Abdelkader Kraichi

Personal information
- Date of birth: 17 February 1989 (age 37)
- Place of birth: Nîmes, France
- Height: 1.78 m (5 ft 10 in)
- Position: Midfielder

Youth career
- Aubagne
- 2006–2007: Marseille Endoume
- 2007–2008: Nîmes

Senior career*
- Years: Team / Apps / (Gls)
- 2008–2009: Nîmes / 1 / (0)
- 2009–2010: SO Cassis Carnoux / 22 / (0)
- 2010–2011: Marignage / 0 / (0)
- 2011: Arles-Avignon B
- 2011–2012: Gap / 6 / (0)
- 2012–2014: Les Herbiers / 56 / (3)
- 2014–2016: Marseille B / 50 / (6)
- 2016–2017: Marseille Consolat / 2 / (0)
- 2017–2018: Pau / 44 / (7)
- 2018: Pau B / 1 / (0)
- 2018–2019: Boulogne / 32 / (3)
- 2019–2021: Bourg-en-Bresse / 36 / (4)
- 2021–2022: Hyères / 13 / (3)

= Abdelkader Kraichi =

French footballer (born 1989)

Abdelkader Kraichi (born 17 February 1989) is a French professional footballer who most recently played as a midfielder for Hyères.

==Career==
Born in Nîmes, and raised in Aix-en-Provence, Kraichi started playing football at the age of five. He went on to play at the National level of U16 football with Aubagne FC and the National level of U18 football with US Marseille Endoume, from where he joined the training centre at Nîmes.

Kraichi made his single appearance at professional level in Ligue 2 with Nîmes on 16 March 2009.
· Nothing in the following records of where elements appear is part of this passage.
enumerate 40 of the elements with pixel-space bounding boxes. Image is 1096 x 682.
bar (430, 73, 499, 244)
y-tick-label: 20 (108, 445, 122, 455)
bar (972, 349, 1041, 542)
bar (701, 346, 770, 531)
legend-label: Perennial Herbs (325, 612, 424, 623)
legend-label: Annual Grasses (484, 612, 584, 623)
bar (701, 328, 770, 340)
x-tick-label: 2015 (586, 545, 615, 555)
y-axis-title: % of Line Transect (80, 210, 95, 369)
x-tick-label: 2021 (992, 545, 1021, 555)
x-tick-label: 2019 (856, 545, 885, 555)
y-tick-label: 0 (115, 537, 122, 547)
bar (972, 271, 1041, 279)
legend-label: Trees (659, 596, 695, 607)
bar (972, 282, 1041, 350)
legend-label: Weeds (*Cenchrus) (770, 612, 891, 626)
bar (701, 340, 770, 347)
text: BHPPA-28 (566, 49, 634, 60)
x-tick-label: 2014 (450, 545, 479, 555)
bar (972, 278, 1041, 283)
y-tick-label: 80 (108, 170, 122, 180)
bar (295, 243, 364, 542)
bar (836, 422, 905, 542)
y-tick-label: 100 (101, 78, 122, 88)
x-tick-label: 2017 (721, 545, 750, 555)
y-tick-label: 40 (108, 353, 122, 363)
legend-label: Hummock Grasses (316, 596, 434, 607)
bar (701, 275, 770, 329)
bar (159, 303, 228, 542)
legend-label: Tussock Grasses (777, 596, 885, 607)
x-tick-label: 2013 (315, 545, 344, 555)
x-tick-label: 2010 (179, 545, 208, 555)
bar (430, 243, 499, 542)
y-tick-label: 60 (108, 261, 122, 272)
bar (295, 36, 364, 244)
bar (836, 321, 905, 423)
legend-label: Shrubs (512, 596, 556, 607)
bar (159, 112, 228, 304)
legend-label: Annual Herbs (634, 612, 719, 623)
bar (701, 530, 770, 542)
In the summer of 2009, Kraichi left Nîmes, signing for Championnat National side SO Cassis Carnoux. He made 22 appearances for the team during the season, but they were relegated on the pitch, and off-field bankruptcy forced them to reform in the regional amateur divisions, and Kraichi left. Without a club, and the victim of a fake transfer scam in Turkey, he was eventually announced by US Marignanaise in December 2010, but by the start of February 2011 he was playing with the reserve side of AC Arles-Avignon.

Kraichi joined Gap FC in the CFA in the summer of 2011, but at the end of the season the club was bankrupt and dissolved, leaving him unemployed and considering quitting the sport. Instead, he signed for Les Herbiers VF in the CFA in the summer of 2012, and enjoyed two seasons playing there. He signed for Olympique de Marseille in the summer of 2014, taking the role of executive player, supervising the younger players in the reserve team for two seasons.

Injured at the end of the 2015–16 season, Kraichi remained with Olympique de Marseille to recover, and signed for neighbours GS Consolat in September 2016. He made just a couple of league appearances for the club, and signed for Pau FC in January 2017.

After a successful season and a half with Pau, Kraichi was signed by US Boulogne in May 2018. He featured in 31 of the 34 league games in his first season, but after starting the first game of the 2019–20 season he was dropped by his manager and forced to train with the reserved. He was told he was free to leave in October 2019, and later that month he signed a professional contract with Bourg-Péronnas.